J'avais en tête cet article depuis assez longtemps et je ne trouvais pas sous quel angle l'aborder. De nombreux auteurs & coureurs se sont déjà penchés sur la question de la méditation pendant l'effort d'endurance. Mais j'avoue n'en avoir lu aucun... J'ai bien essayé de lire Born to run de Christopher McDougall ou Run or die de Monsieur Jornet, mais je ne me reconnaissais dans aucun de ces ouvrages. Ceci étant certainement lié au fait que je ne pratique pas la course à pied à un tel niveau et que je n'ai jamais expérimenté d'ultra-trail.
Pour moi l'auteur qui résume le mieux les sensations que j'éprouve quand je cours c'est Jean-Jacques Rousseau dans Les confessions. Comme vous le savez peut-être notre ami JJ était un grand fan de notre belle région de l'arc alpin. Faisant régulièrement des promenades entre Chambéry et Turin, on peut dire qu'il était en quelques sortes un précurseur de l'ultra-trail ou de l'ultra-marche, si cela existe. Ne s'encombrant pas d'une montre GPS, de manchons de compression, ou du dernier SLab de l'époque, JJ parcourait de grandes distances et s'émerveillait d'à peu près tout (ce qui est incroyable compte-tenu de son état dépressif presque pathologique).
Je me souviens avoir lu avec engouement Les confessions au Lycée. Les paysages qu'il apprécie, les réflexions qu'il porte au sujet de la marche me parlent et font écho à mon enfance. Au sujet de sa grande passion pour la marche, il dit :
« La vie ambulante est celle qu’il me faut. Faire route à pied par un
beau temps, dans un beau pays, sans être pressé, et avoir pour terme de
ma course un objet agréable : voilà de toutes les manières de vivre
celle qui est la plus de mon goût. Au reste, on sait déjà ce que
j’entends par un beau pays. Jamais pays de plaine, quelque beau qu’il
fût, ne parut tel à mes yeux. Il me faut des torrents, des rochers, des
sapins, des bois noirs, des montagnes, des chemins raboteux à monter et à
descendre, des précipices à mes côtés qui me fassent bien peur. »
J'éprouve la même passion et la même attirance pour les précipices... Allez savoir pourquoi, une randonnée avec du vide me tentera mille fois plus qu'une longue traversée tranquille.
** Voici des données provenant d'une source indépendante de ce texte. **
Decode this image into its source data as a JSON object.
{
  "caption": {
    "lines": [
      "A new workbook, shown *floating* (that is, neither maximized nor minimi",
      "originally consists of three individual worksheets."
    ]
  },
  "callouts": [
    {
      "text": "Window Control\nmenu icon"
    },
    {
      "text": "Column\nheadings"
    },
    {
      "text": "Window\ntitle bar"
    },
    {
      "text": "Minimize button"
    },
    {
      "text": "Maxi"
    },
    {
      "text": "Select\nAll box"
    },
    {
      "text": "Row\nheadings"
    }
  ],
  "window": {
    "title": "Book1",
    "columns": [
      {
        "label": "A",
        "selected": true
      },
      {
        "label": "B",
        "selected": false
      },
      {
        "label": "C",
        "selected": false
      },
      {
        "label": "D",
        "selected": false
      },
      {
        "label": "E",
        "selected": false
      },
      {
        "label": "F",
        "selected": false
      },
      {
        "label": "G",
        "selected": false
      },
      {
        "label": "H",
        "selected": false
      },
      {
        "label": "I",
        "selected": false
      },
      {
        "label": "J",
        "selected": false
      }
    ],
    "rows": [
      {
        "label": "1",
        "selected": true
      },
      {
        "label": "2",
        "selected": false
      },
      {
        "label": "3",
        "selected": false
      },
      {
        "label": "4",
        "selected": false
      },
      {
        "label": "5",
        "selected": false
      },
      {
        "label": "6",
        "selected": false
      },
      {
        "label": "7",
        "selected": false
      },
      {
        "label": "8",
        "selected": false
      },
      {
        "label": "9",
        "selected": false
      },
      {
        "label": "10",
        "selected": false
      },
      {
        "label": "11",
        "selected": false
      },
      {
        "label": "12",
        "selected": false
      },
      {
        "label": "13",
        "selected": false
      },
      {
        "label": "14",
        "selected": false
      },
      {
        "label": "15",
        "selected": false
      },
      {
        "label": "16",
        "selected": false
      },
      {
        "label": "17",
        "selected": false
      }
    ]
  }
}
Il faut avoir fait une fois la traversée de l'Etale - ma randonnée préférée - pour se rendre compte de quoi je parle.
Courir dans nos forêts alpines a ce quelque chose d'indéfinissable qui apaise l'esprit et ressource le corps. Rien qu'en fermant les yeux vous pouvez imaginer l'odeur de la terre, de l'humus, des sapins et vous retrouver plongé au cœur d'une forêt Chartrousine. La nature, la montagne, on l'a dans le coeur...
Concernant le vagabondage de l'esprit que l'on peut vivre lorsque l'on court ou que l'on marche, Jean-Jaques Rousseau emploie un terme qui me semble tout à fait juste et qui est "l'ambulante félicité". Il en parle dans ces termes :
« Jamais je n’ai tant pensé, tant existé, tant vécu, tant été moi, si
j’ose ainsi dire, que dans ceux que j’ai faits seuls et à pied. La
marche a quelque chose qui anime et avive mes idées ; je ne puis presque
penser quand je reste en place ; il faut que mon corps soit en branle
pour y mettre mon esprit. »
Pour moi ces quelques lignes correspondent exactement à ce que la course à pied provoque chez moi. Je n'ai jamais tant d'idées que lorsque je cours... Il doit y avoir une réaction chimique, quelque chose qui se passe dans mon cerveau. Travaillant dans un milieu ou il faut sans arrêt être créatif et avoir de nouvelles idées, la course-à-pied m'aide, à la fois à me vider l'esprit, à décompresser, mais aussi à m'améliorer, à réfléchir, concevoir. Les meilleures idées de mes projets me sont venues en courant...
Alors je continue de courir, toutes les semaines, dés qu'il fait beau ou moins beau, dés que le cœur m'en dit. Sans objectif, sans performance, juste pour être bien dans mes baskets et dans ma tête.